Su una poltrona, Step smette di leggere il nuovo Dago.
"Mica è un cane da riporto questo. Non è predisposto, no?
Che pretendi?"
Step si accorge del fratello. Paolo è in piedi sulla porta con
il cappello ancora in testa.
"O Fa' ciao, come stai? Non ti ho sentito entrare. Come mai
così presto oggi?"
"Ho finito prima. Che ci fa questo cane in casa mia?"
"È nuovo. Ce lo siamo presi a mezzi io e Pollo. Ti piace?"

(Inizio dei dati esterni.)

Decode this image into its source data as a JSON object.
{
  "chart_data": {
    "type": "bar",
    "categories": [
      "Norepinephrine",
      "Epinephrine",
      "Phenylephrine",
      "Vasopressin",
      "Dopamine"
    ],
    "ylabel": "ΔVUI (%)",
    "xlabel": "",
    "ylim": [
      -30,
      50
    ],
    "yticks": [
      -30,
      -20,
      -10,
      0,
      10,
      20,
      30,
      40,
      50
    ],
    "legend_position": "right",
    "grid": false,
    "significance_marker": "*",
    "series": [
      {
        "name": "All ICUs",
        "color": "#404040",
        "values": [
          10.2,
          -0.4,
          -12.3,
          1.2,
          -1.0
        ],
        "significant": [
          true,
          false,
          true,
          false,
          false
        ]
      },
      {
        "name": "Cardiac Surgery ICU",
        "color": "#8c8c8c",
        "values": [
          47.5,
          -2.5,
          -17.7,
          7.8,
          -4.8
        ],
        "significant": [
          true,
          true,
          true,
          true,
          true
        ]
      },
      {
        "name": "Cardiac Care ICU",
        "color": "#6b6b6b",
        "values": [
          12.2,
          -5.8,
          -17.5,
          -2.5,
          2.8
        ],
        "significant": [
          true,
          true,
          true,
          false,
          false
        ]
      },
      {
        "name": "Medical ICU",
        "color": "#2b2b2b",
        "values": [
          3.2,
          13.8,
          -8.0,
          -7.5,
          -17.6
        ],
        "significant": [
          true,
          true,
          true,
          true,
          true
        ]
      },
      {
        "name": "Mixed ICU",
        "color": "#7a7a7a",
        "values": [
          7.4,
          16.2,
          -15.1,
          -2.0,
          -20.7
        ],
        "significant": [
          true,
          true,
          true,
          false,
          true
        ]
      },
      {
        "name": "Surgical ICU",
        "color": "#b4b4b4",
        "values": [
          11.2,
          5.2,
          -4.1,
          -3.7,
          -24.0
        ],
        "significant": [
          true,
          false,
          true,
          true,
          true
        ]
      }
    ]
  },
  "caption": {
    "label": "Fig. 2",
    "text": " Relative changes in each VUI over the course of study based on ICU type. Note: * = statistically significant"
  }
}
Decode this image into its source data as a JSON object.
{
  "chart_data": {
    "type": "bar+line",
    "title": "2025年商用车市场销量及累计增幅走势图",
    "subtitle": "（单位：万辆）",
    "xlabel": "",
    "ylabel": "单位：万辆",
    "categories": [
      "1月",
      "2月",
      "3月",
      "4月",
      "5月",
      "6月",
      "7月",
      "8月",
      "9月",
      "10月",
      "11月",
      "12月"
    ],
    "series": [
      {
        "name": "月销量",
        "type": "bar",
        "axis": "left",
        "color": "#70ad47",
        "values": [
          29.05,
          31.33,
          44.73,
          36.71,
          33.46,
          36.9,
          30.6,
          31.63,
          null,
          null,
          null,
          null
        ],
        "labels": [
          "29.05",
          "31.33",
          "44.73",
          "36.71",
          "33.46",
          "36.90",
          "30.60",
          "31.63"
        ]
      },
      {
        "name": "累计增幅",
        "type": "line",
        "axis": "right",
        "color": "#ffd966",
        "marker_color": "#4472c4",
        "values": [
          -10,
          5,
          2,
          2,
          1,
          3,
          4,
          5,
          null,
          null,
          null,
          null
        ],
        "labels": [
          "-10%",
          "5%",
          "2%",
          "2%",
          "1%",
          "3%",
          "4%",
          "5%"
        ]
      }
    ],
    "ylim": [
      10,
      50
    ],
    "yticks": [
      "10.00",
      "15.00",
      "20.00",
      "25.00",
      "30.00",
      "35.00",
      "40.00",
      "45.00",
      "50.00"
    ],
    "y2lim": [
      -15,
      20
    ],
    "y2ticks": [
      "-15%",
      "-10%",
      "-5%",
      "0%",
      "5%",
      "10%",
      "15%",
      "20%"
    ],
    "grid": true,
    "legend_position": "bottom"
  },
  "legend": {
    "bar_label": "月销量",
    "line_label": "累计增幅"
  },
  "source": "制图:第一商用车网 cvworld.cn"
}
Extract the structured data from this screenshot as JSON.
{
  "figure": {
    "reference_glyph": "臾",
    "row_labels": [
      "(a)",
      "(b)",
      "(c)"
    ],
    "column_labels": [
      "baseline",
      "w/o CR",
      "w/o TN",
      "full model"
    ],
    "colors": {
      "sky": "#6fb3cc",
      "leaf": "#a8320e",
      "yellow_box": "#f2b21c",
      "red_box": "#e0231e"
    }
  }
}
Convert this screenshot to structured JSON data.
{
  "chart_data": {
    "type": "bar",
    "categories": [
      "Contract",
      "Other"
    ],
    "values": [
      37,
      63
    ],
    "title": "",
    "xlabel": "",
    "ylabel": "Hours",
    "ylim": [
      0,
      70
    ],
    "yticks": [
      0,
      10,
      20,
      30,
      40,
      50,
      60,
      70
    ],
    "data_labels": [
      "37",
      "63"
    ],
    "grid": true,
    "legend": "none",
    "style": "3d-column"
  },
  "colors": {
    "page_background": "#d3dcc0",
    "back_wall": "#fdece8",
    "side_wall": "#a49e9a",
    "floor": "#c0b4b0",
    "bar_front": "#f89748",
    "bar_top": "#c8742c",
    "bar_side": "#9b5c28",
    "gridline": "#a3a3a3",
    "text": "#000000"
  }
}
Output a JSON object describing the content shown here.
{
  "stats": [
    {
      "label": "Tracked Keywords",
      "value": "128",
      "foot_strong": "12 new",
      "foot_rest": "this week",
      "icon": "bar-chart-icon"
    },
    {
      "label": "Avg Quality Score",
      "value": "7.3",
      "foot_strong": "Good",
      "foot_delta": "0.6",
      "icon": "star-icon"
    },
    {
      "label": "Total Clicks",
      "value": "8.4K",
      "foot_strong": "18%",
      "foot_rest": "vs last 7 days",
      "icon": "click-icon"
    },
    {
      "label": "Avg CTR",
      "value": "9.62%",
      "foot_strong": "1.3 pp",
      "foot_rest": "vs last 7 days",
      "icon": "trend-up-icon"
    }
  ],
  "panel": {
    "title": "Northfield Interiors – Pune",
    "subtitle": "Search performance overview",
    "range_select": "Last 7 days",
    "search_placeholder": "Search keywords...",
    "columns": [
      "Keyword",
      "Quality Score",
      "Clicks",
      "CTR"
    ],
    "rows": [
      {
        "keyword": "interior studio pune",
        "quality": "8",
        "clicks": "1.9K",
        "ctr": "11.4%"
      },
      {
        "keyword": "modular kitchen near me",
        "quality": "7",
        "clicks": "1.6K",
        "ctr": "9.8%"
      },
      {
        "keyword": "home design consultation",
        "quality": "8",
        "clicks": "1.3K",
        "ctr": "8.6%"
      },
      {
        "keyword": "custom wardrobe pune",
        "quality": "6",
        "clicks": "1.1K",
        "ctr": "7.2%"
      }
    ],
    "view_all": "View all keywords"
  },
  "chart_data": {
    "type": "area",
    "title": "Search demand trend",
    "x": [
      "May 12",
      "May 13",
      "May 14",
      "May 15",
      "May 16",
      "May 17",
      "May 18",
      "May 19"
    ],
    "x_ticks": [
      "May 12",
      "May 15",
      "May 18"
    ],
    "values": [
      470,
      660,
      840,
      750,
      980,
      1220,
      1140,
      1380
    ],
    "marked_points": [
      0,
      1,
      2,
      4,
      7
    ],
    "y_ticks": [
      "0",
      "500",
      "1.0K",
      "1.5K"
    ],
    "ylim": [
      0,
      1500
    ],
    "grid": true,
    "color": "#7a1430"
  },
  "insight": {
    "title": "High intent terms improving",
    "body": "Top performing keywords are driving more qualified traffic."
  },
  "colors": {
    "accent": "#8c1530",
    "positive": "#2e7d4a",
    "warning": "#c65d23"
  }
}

"Per niente. Non lo voglio vedere qui. Guarda." Si avvicina
al divano. "È già tutto pieno di peli bianchi, qua."
"Dai Fa', non fare il prepotente. Starà nella mia mezza casa."
"Cosa?!"
Il cane scodinzola e comincia ad abbaiare.
"Vedi, a lui gli sta bene!"
"Già mi svegli tu, quando rientri, figuriamoci con questo
cane che abbaia tutto il tempo. Non se ne parla proprio."
Infuriato, Paolo se ne va di là.
"Cazzo, si è arrabbiato." A Pollo viene un'idea, urla fino a
farsi sentire nell'altra stanza.
"Paolo, per i duecento euro che ti devo... me lo porto
via io."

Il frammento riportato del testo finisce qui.